The whole thing has a sort of Fox News Channel effect. It's loud, obnoxious, mostly counterfactual, and about 95% of the arguments made are completely asinine, but dammit, I just can't turn away, no matter how pissed off I get. I guess it's just fun to get really mad disagreeing with blowhards who have no clue what they're talking about, whether that be Sean Hannity or "ArodgotpwnedbyurMom6969" on the ESPN forums.

The player drawing the most heated discussion this go-round is probably Jim Rice, the Boston left fielder who played from 1975 to 1989. If you have about two hours to kill, go here, read Rob Neyer's argument for why Rice is not a HOFer, then read the comments section, which is rife with Bostonians and Rice sycophants skewering Neyer as if he spit on the Bible. It should give you some impression of the kind of hurt feelings these debates bring out.

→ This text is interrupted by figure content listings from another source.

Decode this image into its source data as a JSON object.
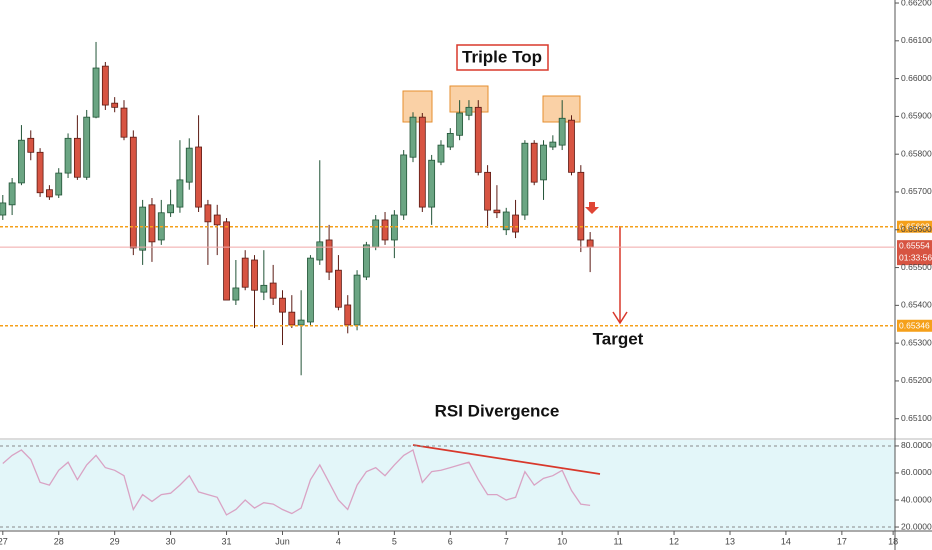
{
  "chart_data": [
    {
      "type": "candlestick",
      "up_color": "#6ba583",
      "down_color": "#d75442",
      "up_border": "#225437",
      "down_border": "#5b1a13",
      "open": [
        0.65639,
        0.65666,
        0.65724,
        0.65842,
        0.65805,
        0.65706,
        0.65692,
        0.6575,
        0.65842,
        0.65739,
        0.65898,
        0.66033,
        0.65935,
        0.65922,
        0.65845,
        0.65546,
        0.65666,
        0.65573,
        0.65645,
        0.6566,
        0.65726,
        0.65819,
        0.65666,
        0.65639,
        0.65621,
        0.65414,
        0.65525,
        0.6552,
        0.65435,
        0.65459,
        0.65419,
        0.65382,
        0.65348,
        0.65356,
        0.6552,
        0.65573,
        0.65493,
        0.65401,
        0.65348,
        0.65475,
        0.65554,
        0.65626,
        0.65573,
        0.65639,
        0.65792,
        0.65898,
        0.6566,
        0.65779,
        0.65819,
        0.6585,
        0.65903,
        0.65924,
        0.65752,
        0.65652,
        0.656,
        0.65639,
        0.65639,
        0.65829,
        0.65732,
        0.65819,
        0.65824,
        0.6589,
        0.65752,
        0.65573
      ],
      "high": [
        0.65692,
        0.65737,
        0.65877,
        0.65863,
        0.65816,
        0.65718,
        0.65763,
        0.65855,
        0.65903,
        0.65917,
        0.66097,
        0.66044,
        0.65951,
        0.65943,
        0.65863,
        0.65679,
        0.65684,
        0.65679,
        0.65706,
        0.65837,
        0.65842,
        0.65903,
        0.65679,
        0.65666,
        0.65631,
        0.6552,
        0.65546,
        0.65533,
        0.65546,
        0.65507,
        0.6544,
        0.65427,
        0.6544,
        0.65533,
        0.65784,
        0.65613,
        0.65533,
        0.65427,
        0.65493,
        0.65568,
        0.65639,
        0.65647,
        0.65652,
        0.65811,
        0.65911,
        0.65909,
        0.65798,
        0.65837,
        0.65869,
        0.65943,
        0.65943,
        0.65943,
        0.65771,
        0.65718,
        0.65658,
        0.65679,
        0.65837,
        0.65837,
        0.65837,
        0.6585,
        0.65943,
        0.65903,
        0.65771,
        0.65594
      ],
      "low": [
        0.65626,
        0.65639,
        0.65718,
        0.65784,
        0.65687,
        0.65679,
        0.65684,
        0.65737,
        0.65732,
        0.65732,
        0.65895,
        0.65917,
        0.65911,
        0.65837,
        0.65533,
        0.65507,
        0.65515,
        0.6556,
        0.65634,
        0.65645,
        0.65706,
        0.65647,
        0.65507,
        0.65533,
        0.65417,
        0.65401,
        0.6544,
        0.6534,
        0.65414,
        0.65401,
        0.65295,
        0.6534,
        0.65215,
        0.65348,
        0.65507,
        0.65467,
        0.65387,
        0.65326,
        0.65334,
        0.65467,
        0.65546,
        0.6556,
        0.65525,
        0.65626,
        0.65779,
        0.65647,
        0.65613,
        0.65771,
        0.65811,
        0.65837,
        0.6589,
        0.65744,
        0.65605,
        0.65631,
        0.65586,
        0.65578,
        0.65626,
        0.65718,
        0.65679,
        0.65811,
        0.65811,
        0.65744,
        0.65541,
        0.65488
      ],
      "close": [
        0.65671,
        0.65724,
        0.65837,
        0.65805,
        0.65698,
        0.65687,
        0.6575,
        0.65842,
        0.65739,
        0.65898,
        0.66028,
        0.6593,
        0.65924,
        0.65845,
        0.65552,
        0.6566,
        0.65568,
        0.65645,
        0.65666,
        0.65732,
        0.65816,
        0.6566,
        0.65621,
        0.65613,
        0.65414,
        0.65446,
        0.65448,
        0.6544,
        0.65453,
        0.65419,
        0.65382,
        0.65348,
        0.65361,
        0.65525,
        0.65568,
        0.65488,
        0.65395,
        0.65348,
        0.6548,
        0.6556,
        0.65626,
        0.65573,
        0.65639,
        0.65798,
        0.65898,
        0.6566,
        0.65784,
        0.65824,
        0.65855,
        0.65909,
        0.65924,
        0.65752,
        0.65652,
        0.65645,
        0.65647,
        0.65594,
        0.65829,
        0.65726,
        0.65824,
        0.65832,
        0.65895,
        0.65752,
        0.65573,
        0.65554
      ],
      "xlim": [
        -0.3,
        95.7
      ],
      "ylim": [
        0.65049,
        0.66208
      ],
      "yticks": [
        {
          "value": 0.651,
          "label": "0.65100"
        },
        {
          "value": 0.652,
          "label": "0.65200"
        },
        {
          "value": 0.653,
          "label": "0.65300"
        },
        {
          "value": 0.654,
          "label": "0.65400"
        },
        {
          "value": 0.655,
          "label": "0.65500"
        },
        {
          "value": 0.656,
          "label": "0.65600"
        },
        {
          "value": 0.657,
          "label": "0.65700"
        },
        {
          "value": 0.658,
          "label": "0.65800"
        },
        {
          "value": 0.659,
          "label": "0.65900"
        },
        {
          "value": 0.66,
          "label": "0.66000"
        },
        {
          "value": 0.661,
          "label": "0.66100"
        },
        {
          "value": 0.662,
          "label": "0.66200"
        }
      ],
      "levels": [
        0.65608,
        0.65346
      ],
      "level_color": "#f5a01a",
      "last_price": 0.65554,
      "last_color": "#d75442",
      "countdown": "01:33:56",
      "annotations": [
        "Triple Top",
        "Target",
        "RSI Divergence"
      ]
    },
    {
      "type": "line",
      "name": "RSI",
      "color": "#d9a3c4",
      "values": [
        67,
        73,
        77,
        70,
        53,
        51,
        62,
        68,
        55,
        66,
        73,
        64,
        62,
        58,
        33,
        44,
        39,
        44,
        45,
        51,
        58,
        46,
        44,
        42,
        29,
        33,
        40,
        34,
        38,
        37,
        33,
        30,
        34,
        55,
        66,
        53,
        40,
        33,
        51,
        61,
        64,
        58,
        66,
        73,
        77,
        53,
        61,
        62,
        64,
        66,
        68,
        55,
        44,
        44,
        40,
        42,
        61,
        51,
        56,
        58,
        62,
        47,
        37,
        36
      ],
      "xlim": [
        -0.3,
        95.7
      ],
      "xticks": [
        {
          "value": 0,
          "label": "27"
        },
        {
          "value": 6,
          "label": "28"
        },
        {
          "value": 12,
          "label": "29"
        },
        {
          "value": 18,
          "label": "30"
        },
        {
          "value": 24,
          "label": "31"
        },
        {
          "value": 30,
          "label": "Jun"
        },
        {
          "value": 36,
          "label": "4"
        },
        {
          "value": 42,
          "label": "5"
        },
        {
          "value": 48,
          "label": "6"
        },
        {
          "value": 54,
          "label": "7"
        },
        {
          "value": 60,
          "label": "10"
        },
        {
          "value": 66,
          "label": "11"
        },
        {
          "value": 72,
          "label": "12"
        },
        {
          "value": 78,
          "label": "13"
        },
        {
          "value": 84,
          "label": "14"
        },
        {
          "value": 90,
          "label": "17"
        },
        {
          "value": 95.5,
          "label": "18"
        }
      ],
      "ylim": [
        17.8,
        84.4
      ],
      "yticks": [
        {
          "value": 20,
          "label": "20.0000"
        },
        {
          "value": 40,
          "label": "40.0000"
        },
        {
          "value": 60,
          "label": "60.0000"
        },
        {
          "value": 80,
          "label": "80.0000"
        }
      ],
      "bands": [
        80,
        20
      ]
    }
  ]
}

For the record, I think Neyer and the other anti-Rice people (for lack of a better term) make a good case. He was a good hitter and an underrated fielder, but he was one-dimensional, he was helped a lot by Fenway Park, and really only had like three stellar years. Plus, his teammate for many years, Dwight Evans, was just as good of a hitter, for a longer timespan, and was a terrific fielder (remember the Game 6 catch?), and yet he gets zero HOF support. Does this make any sense to anyone?

Most of Rice's proponents will say he was "the most feared hitter of his era", which is not only hogwash (Mike Schmidt or Reggie Jackson, anyone?) but a completely ridiculous point to make in an intelligent debate. You can't really prove or refute it, it's just something you pull out of your ass when all the numbers prove that you just might be totally wrong. And, as Neyer showed, Rice was never, ever near the top of the pack in intentional walks, which would kind of seem to indicate that he probably wasn't really that feared after all.

Another claim trotted out by Rice's supporters is that he led the AL in home runs or total bases or whatever in (insert completely arbitrary span of years). This might be true (I think Rice did lead the majors in total bases from 1975-1986), but you can cherry pick stats like that to prove that anybody is great.

When Neyer or any of the other stat nerds refute this point, the pro-Rice side see their argument essentially boil down to "well, if you don't think Rice is a Hall of Famer, you don't know baseball! Get your head out of the trig book and get your ass in the stands!" That's a generalization, but a fair one given the goofiness of a lot of the comments on that Neyer writeup.

One more thing about Rice, too. Is it just me, or does he seem to be getting a lot of love from sportswriters when he was roundly regarded as a complete prick in his playing days? Maybe Barry Bonds shouldn't be so worried after all.

Anyway, since we find out who gets the Cooperstown call on Thursday, and since January is the most boring baseball month, we'll talk Hall of Fame in the coming days, including who'd be on my ballot (given my stathead inclinations, it shouldn't be much of a shock).


*Why do I care one bit about Simmons, a player who had essentially all of his peak years in the decade before I was born? Two words: Harvey's Wallbangers.